Billy Elliot The Musical
At Durham Performing Arts Center
Through Nov. 14
Most of us will never know the kind of community solidarity that features so movingly in Billy Elliot The Musical because most of us in “right-to-work” North Carolina have little experience with organized labor. But the real-life British coal miners’ strike of 1984–85 that forms the backdrop of this rousing story heralded a lasting change in the relations between labor, capital and government.
When British Prime Minister Margaret Thatcher and her gang broke the coal miners’ union, they destroyed livelihoods and towns, but in the northern England county of Durham, where Billy Elliot is set, the community rallies behind its striking miners, exercising a ferocious wit to keep despair at bay. The Durham of this story is filled with strong men who do the dirty work that keeps society moving. But always there is someone who doesn’t fit the pattern, and that is Billy. Sent by his rough-edged father to learn boxing and man up, Billy accidentally finds himself in a ballet class and finds his dream.
Of course, he has to hide his secret love of pirouettes, but as with all big audacious dreams in movies and musicals, his passionate artistry eventually works its magic on all around him. Billy becomes a beacon of hope to people who have little left to hope for, and they pitch in their bits from the dole to make his dream come true.
All this could be terribly sappy, but it is not. It’s inspiring. And, replete with good acting of Lee Hall’s script, pithy songs set well to Elton John’s tunes, strong dancing, fabulous sets, perfect costumes and excellent lighting effects, it’s a class-A entertainment. Nor has it been overly sanitized. The violence of the strike has necessarily been stylized into dance numbers, but choreographer Peter Darling and director Stephen Daldry have kept the dark thrills of battle in the encounters between riot police and strikers, and there is still plenty of mildly salty language.
The show is so strenuous that it requires five young performers to alternate as Billy. On Wednesday night, Billy was acted, sung and danced by the remarkable Giuseppe Bausilio, who recently played the lead in the Chicago production of the show. At 13, he is already a highly seasoned performer, and he gave a captivating performance, fully in command of a wide range of emotion and an amazing array of dance skills. If he hadn’t been so very good, he might have been outshone by the adorable and hilarious Jacob Zelonky, who plays his friend Michael.

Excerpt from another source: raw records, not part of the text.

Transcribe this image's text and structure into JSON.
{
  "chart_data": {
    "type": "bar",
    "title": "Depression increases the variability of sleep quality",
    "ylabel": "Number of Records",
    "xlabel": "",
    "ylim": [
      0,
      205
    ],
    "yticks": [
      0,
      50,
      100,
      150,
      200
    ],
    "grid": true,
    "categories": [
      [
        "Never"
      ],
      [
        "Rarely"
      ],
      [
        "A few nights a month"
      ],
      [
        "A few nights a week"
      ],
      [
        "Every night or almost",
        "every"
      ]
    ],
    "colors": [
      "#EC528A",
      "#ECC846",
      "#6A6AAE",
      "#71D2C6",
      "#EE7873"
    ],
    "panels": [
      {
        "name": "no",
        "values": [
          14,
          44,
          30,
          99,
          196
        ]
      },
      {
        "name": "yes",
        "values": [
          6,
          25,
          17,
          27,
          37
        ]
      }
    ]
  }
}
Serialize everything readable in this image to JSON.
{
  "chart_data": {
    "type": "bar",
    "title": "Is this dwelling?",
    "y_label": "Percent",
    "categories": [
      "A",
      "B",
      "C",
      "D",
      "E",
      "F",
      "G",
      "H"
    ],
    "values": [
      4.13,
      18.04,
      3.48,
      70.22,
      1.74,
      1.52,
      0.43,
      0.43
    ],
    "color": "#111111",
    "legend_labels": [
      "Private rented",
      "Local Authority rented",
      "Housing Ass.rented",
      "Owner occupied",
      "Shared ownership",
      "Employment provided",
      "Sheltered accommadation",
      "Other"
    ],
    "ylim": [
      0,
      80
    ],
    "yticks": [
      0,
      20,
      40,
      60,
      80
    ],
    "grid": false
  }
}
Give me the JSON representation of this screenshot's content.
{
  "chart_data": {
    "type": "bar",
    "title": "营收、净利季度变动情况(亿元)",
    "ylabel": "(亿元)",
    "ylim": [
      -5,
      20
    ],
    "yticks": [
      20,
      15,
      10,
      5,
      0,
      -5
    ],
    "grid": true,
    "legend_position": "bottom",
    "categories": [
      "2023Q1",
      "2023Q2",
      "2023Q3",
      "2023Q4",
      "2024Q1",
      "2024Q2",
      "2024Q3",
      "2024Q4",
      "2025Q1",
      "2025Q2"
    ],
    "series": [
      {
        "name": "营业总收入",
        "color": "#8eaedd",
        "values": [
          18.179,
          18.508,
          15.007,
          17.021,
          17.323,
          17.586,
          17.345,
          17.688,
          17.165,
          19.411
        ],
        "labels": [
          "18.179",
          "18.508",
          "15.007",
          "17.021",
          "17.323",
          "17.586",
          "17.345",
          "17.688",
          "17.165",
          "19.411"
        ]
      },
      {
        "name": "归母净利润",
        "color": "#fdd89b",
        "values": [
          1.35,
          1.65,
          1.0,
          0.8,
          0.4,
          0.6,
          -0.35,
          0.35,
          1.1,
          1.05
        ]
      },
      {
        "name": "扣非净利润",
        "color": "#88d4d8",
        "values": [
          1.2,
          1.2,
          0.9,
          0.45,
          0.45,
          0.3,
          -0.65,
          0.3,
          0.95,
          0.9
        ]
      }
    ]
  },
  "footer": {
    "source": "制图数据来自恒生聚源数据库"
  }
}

In a Christmas Eve dance, the young Billy dances a pas de deux to music from Swan Lake with the older version of himself, the grown professional dancer he hopes to become. This is the most beautiful scene (lovely lighting effects on the ground fog), and for Triangle balletomanes, it includes the wonderful surprise of again seeing Maximilien A. Baud, formerly of the Carolina Ballet.
Patti Perkins is perfectly delightful as Grandma, losing her wits but not her memories of the bliss of dancing. Rich Hebert, with his roaring voice, is moving as the gruff father who is way out of his comfort zone. But the show belongs to Faith Prince, nearly as much as to Billy. As Mrs. Wilkinson, she’s foulmouthed and blowsy, a jaded realist running a second-rate ballet studio for talentless girls. But she’s big-hearted and able to recognize in the motherless Billy a talent that far exceeds her own. She gives Billy the gift of daring faith in himself and challenges his dad and the town to back him up.
Maggie Thatcher broke the union, but she couldn’t break the solidarity of the workers with one of their own. In the end, they celebrate with a rip-roaring production number in which everyone gets to wear a tutu.